The Saturday Evening Quill was a short-lived African-American literary magazine of the Harlem Renaissance. Located in Boston, it was founded by the journalist Eugene Gordon. Only three issues were published: June 1928, April 1929, and June 1930. It was intended mainly for the club members and their family and friends, only 250 copies of the first two annuals were created. The third and final issue published in 1930 was the only one to be mass produced and made available for sale to the public.

== History ==
In July 1925, Boston-based journalist Eugene Gordon organized an African-American literary group, the Saturday Evening Quill Club (also known as the Boston Quill Club). Every aspect behind the Saturday Evening Quill's startup was thanks to Eugene Gordon. Out of this club grew an annual literary magazine, Saturday Evening Quill, which Gordon edited. With Gordon's prior experiences writing for the Boston Post, it supported that he was very qualified to edit the magazine and lead literary workshops. Gordon made the connections and communicated with multiple aspiring African American artists around the Boston area. He then asked each of them if they would be interested in joining his literary workshop. With this he created a learning space for artists to help each other improve their writings. The first ever meeting of the club was at the Women's Service Club in Boston. After that, Eugene and his wife, Edythe, offered their home as a place for the literary club's weekly meet ups. The club had at least twenty three members, the treasurer was Alice Chapman Furlong, the secretary was Grace Vera Postles, and the creator of the monogram was Roscoe Wright.

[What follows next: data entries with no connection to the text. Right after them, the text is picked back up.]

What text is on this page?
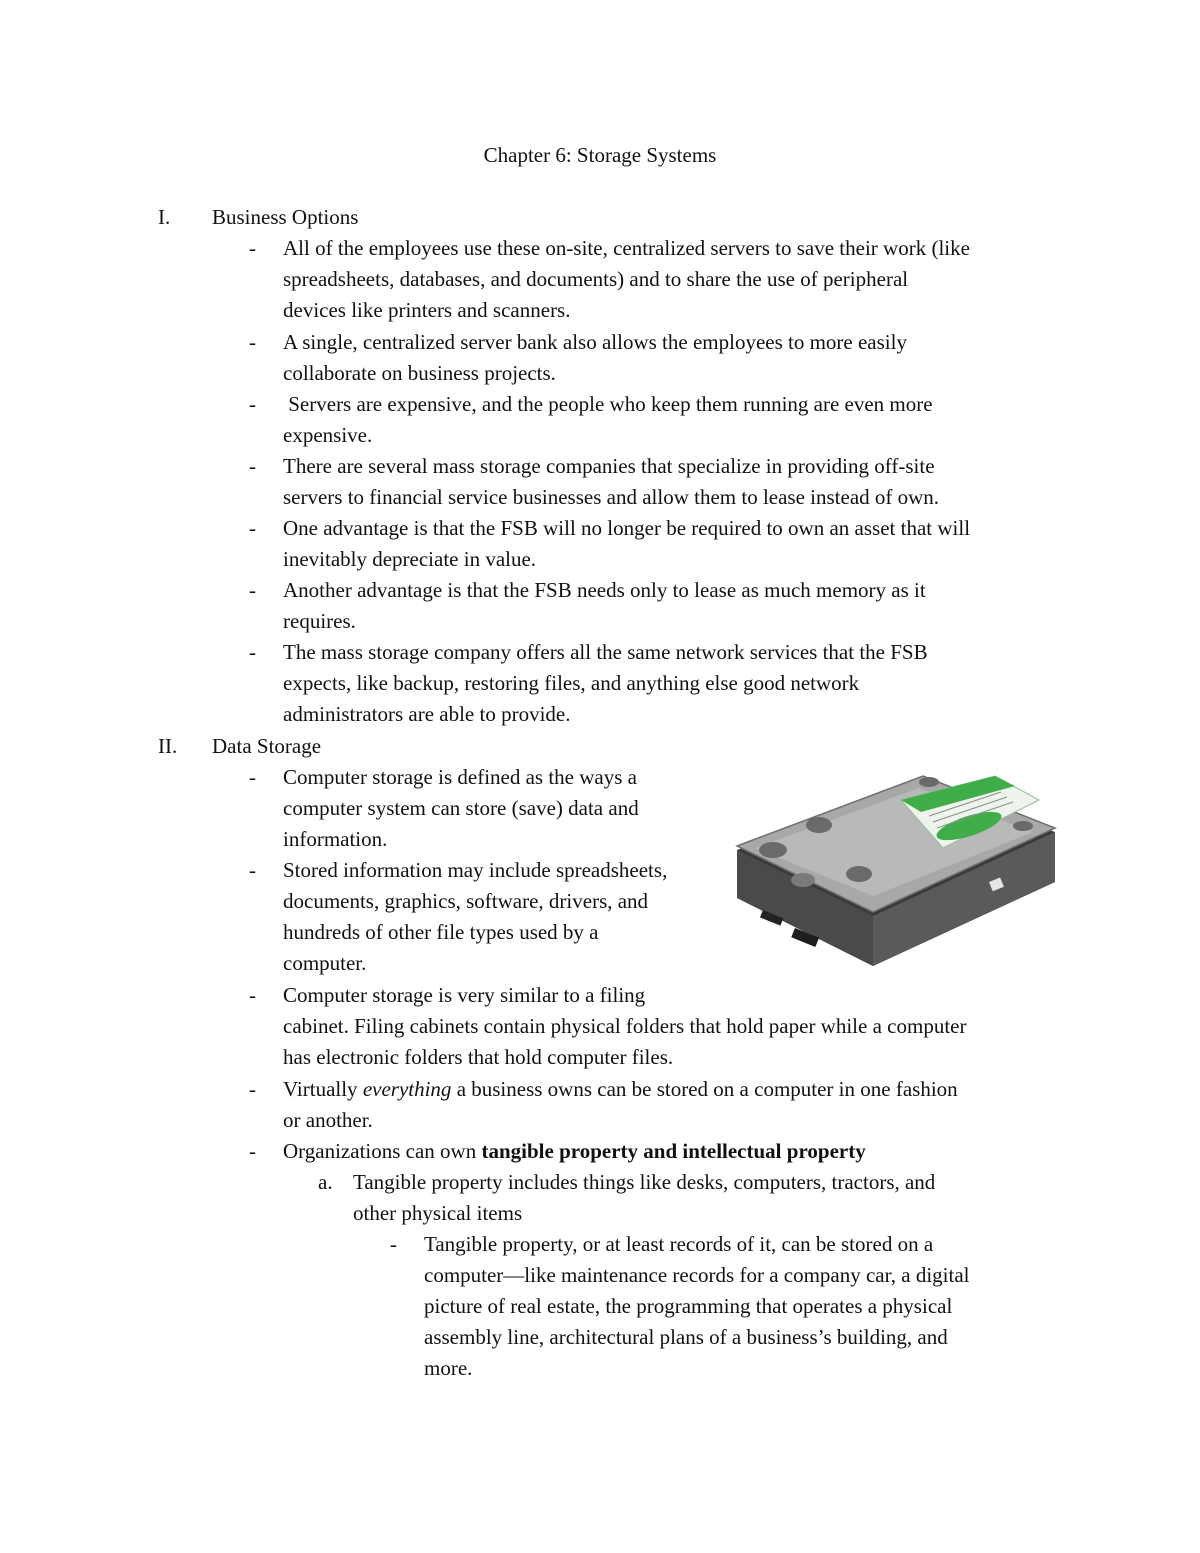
Chapter 6: Storage Systems
I. Business Options
- All of the employees use these on-site, centralized servers to save their work (like
spreadsheets, databases, and documents) and to share the use of peripheral
devices like printers and scanners.
- A single, centralized server bank also allows the employees to more easily
collaborate on business projects.
- Servers are expensive, and the people who keep them running are even more
expensive.
- There are several mass storage companies that specialize in providing off-site
servers to financial service businesses and allow them to lease instead of own.
- One advantage is that the FSB will no longer be required to own an asset that will
inevitably depreciate in value.
- Another advantage is that the FSB needs only to lease as much memory as it
requires.
- The mass storage company offers all the same network services that the FSB
expects, like backup, restoring files, and anything else good network
administrators are able to provide.
II. Data Storage
- Computer storage is defined as the ways a
computer system can store (save) data and
information.
- Stored information may include spreadsheets,
documents, graphics, software, drivers, and
hundreds of other file types used by a
computer.
- Computer storage is very similar to a filing
cabinet. Filing cabinets contain physical folders that hold paper while a computer
has electronic folders that hold computer files.
- Virtually everything a business owns can be stored on a computer in one fashion
or another.
- Organizations can own tangible property and intellectual property
a. Tangible property includes things like desks, computers, tractors, and
other physical items
- Tangible property, or at least records of it, can be stored on a
computer—like maintenance records for a company car, a digital
picture of real estate, the programming that operates a physical
assembly line, architectural plans of a business’s building, and
more.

== Notable contributors ==
A majority of authors of the Saturday Evening Quill were African American Women. In fact two of the founding members were women. The two were Dorothy West and Helene Johnson, not only were these two founders, but they were also the youngest people to contribute to the newspaper's annual. The secretary , Grace Vera Postles, and the treasurer, Florence Harmon were also women. Other female writers like Florida Ruffin Ridley, Gertrude Schalk, Alvira Hazzard, Edythe Mae Gordon, Gertrude Parthenia McBrown, Lois Mailou Jones, and Alice Chapman Furlong also contributed to the newspaper. Florida Ridley, born and raised in Boston, posted only very few items within the Saturday Evening Quill's annual. Her works included an essay named Other Bostonians and a biographical sketch. Additionally, Gertrude McBrown, who graduated from Boston University, wrote poems for the newspaper. In the 1929 Annual she posted her poem Fire-Flies, it was paired with a drawing of angels with lanterns under the night sky made by Lois Jones. Alice Furlong shared her poem Awaiting with the 1929 Annual.  There were also male members of the club: Lewis Grandison Alexander, Ralf Meshack Coleman, Waring Cuney, Eugene Gordon. Ralf Meshack Coleman curated two plays and published a poem, Song of the Youth. Waring Cuney, another prominent writer for Saturday Evening Quill, published a total of nine poems. Lastly, the founder Eugene Gordon who created a club from the ground up, found and made connections with all the authors, mentored many of the members, and edited and published all of the annuals.

== Purpose ==
The Saturday Evening Quill published stories, poems, essays, illustrations, and plays. It provided young African American authors living in Boston a safe and supportive space to reveal their experiences and opinions of the hardships that come with being African American in America. It had a huge influence on bringing attention to African American features, especially those outside of Harlem. The newspaper's first annual, posted in 1928, was monumental for African Americans living in Boston. The paper was the only African American newspaper within Boston to publish annuals since its preceptor, New Era Magazine, stopped publishing in 1916. This made it the only way African Americans in Boston could share their words with the public. The newspaper's influence was at its highest point when it overlapped with other African American literary works in Boston. For example, the combination of the newspaper and Boston's little theatre movement. Like stated earlier, many of the authors posts expressed their different experiences living in America and being African American during the Harlem Renaissance. For example, Ridley's essay focused on her African American families's proud feelings of identifying themselves as Bostonians given they have lived freely in Boston for over three generations. Additionally, McBrowns poem seems to be written to show how African Americans still shine (like fireflies), even when they face hard times throughout the Harlem Renaissance time period.

== Effects ==
Within the Saturday Evening Quill club, authors helped each other become better writers. Many of the member's works received high recognition and praise. For example, both Eugene and Edythe Gordon, Dorothy West, Helene Johnson, and Gertrude Schalk were mentioned in Best Short Stories of 1928 and Memorial Prize Stories of 1928. Gordon influenced Johnson and West's literary careers greatly. Not only did the contributors of the Club receive praise, but the club itself did as well. According to Gwendolyn Bennett, the Saturday Evening Quill brought attention to African American literary works in parts of America that were overshadowed by those in Harlem.